The conductivity of an acid-etched fracture depends strongly on void spaces and channels along the fracture resulting from uneven acid etching of the fracture walls. In this study, we modeled the deformation of the rough fracture surfaces acidized in heterogeneous formations based on the synthetic permeability distributions and developed a new correlation to calculate the acid-etched fracture conductivity.

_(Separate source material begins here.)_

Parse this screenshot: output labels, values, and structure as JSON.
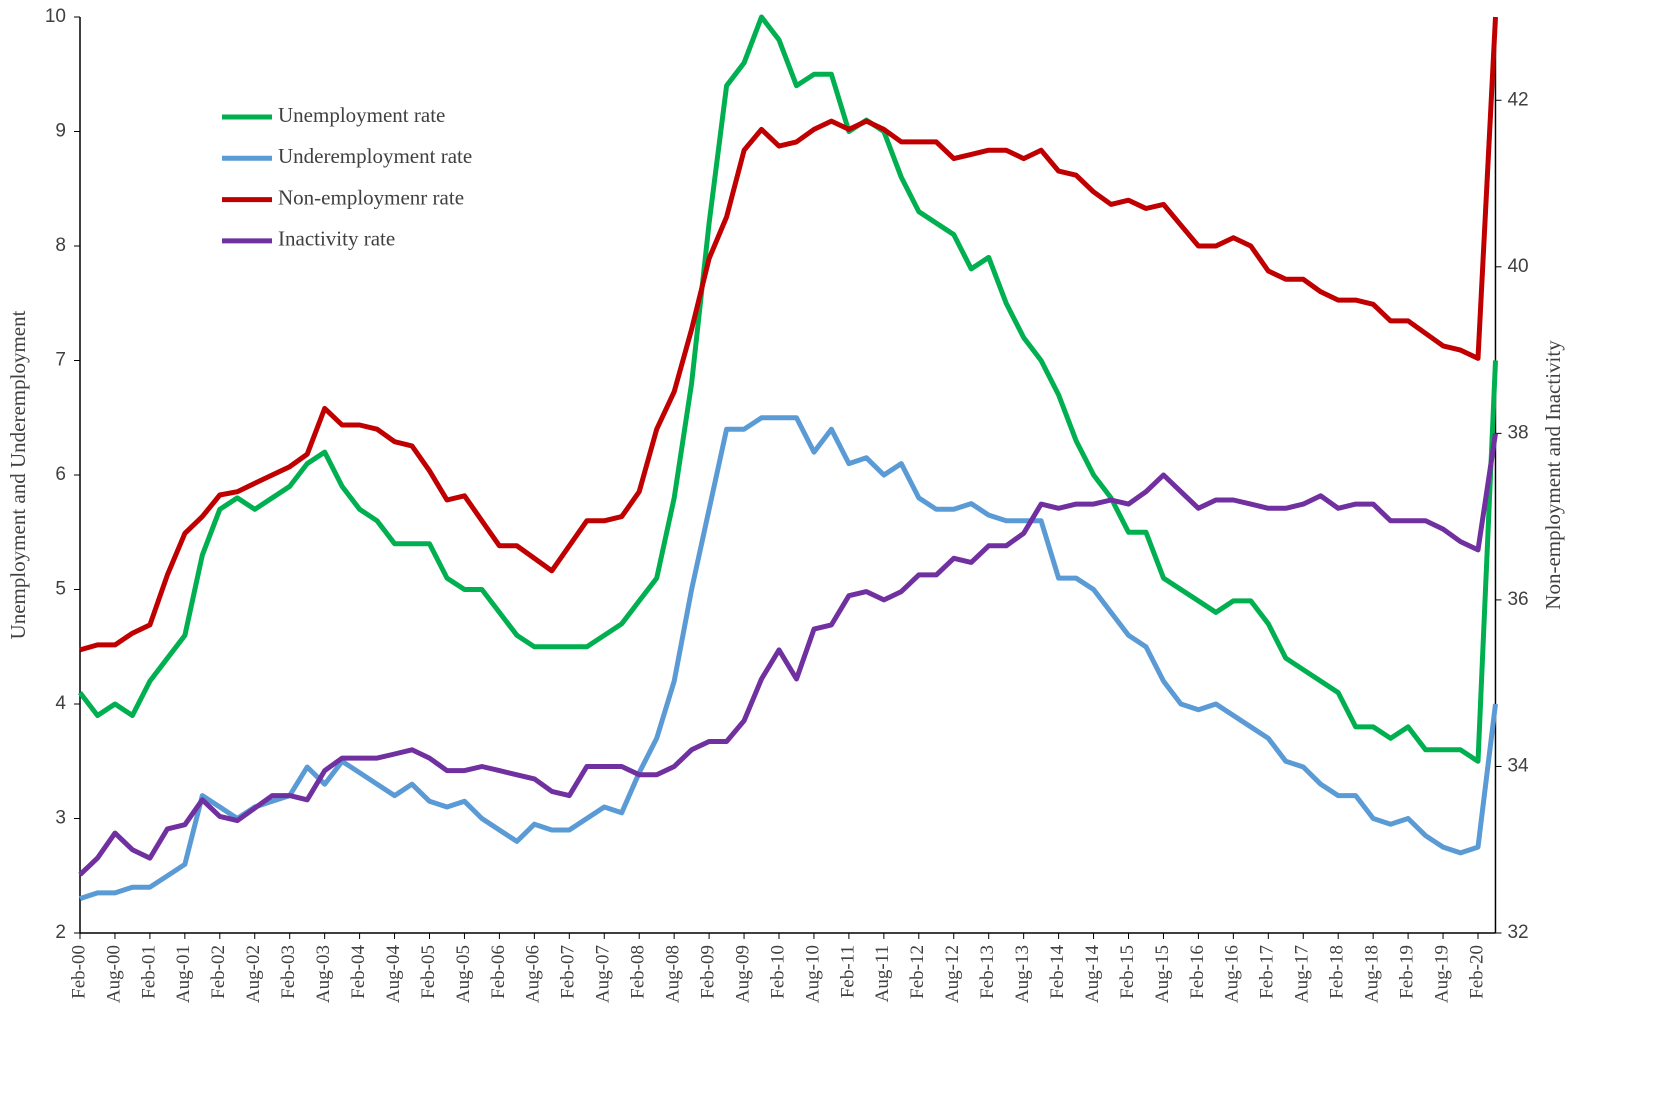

In our previous work, we modeled the dissolution of the fracture surfaces in formations having small-scale heterogeneities in permeability. The characterization of the correlated permeability fields of rock includes the average permeability, normalized correlation lengths in both horizontal and vertical directions, and normalized standard deviation. These statistical parameters have a significant influence on the fracture etching profiles obtained from the model. Beginning with this fracture width distribution, we have modeled the deformation of the fracture surfaces as closure stress is applied to the fracture. The elastic properties of the rock, such as the Young’s modulus and the Poisson’s ratio, have effects on the size of the spaces remaining open after fracture closure. After the model yields the width profile under closure stress, the overall conductivity of the fracture is then obtained by numerically modeling the flow through this heterogeneous system.
In this paper, we introduce our models and investigate the effects of both permeability and mineralogy distributions, and rock elastic properties on the overall conductivity of an acid etched fracture. A new acid-fracture conductivity correlation is developed based on many numerical experiments.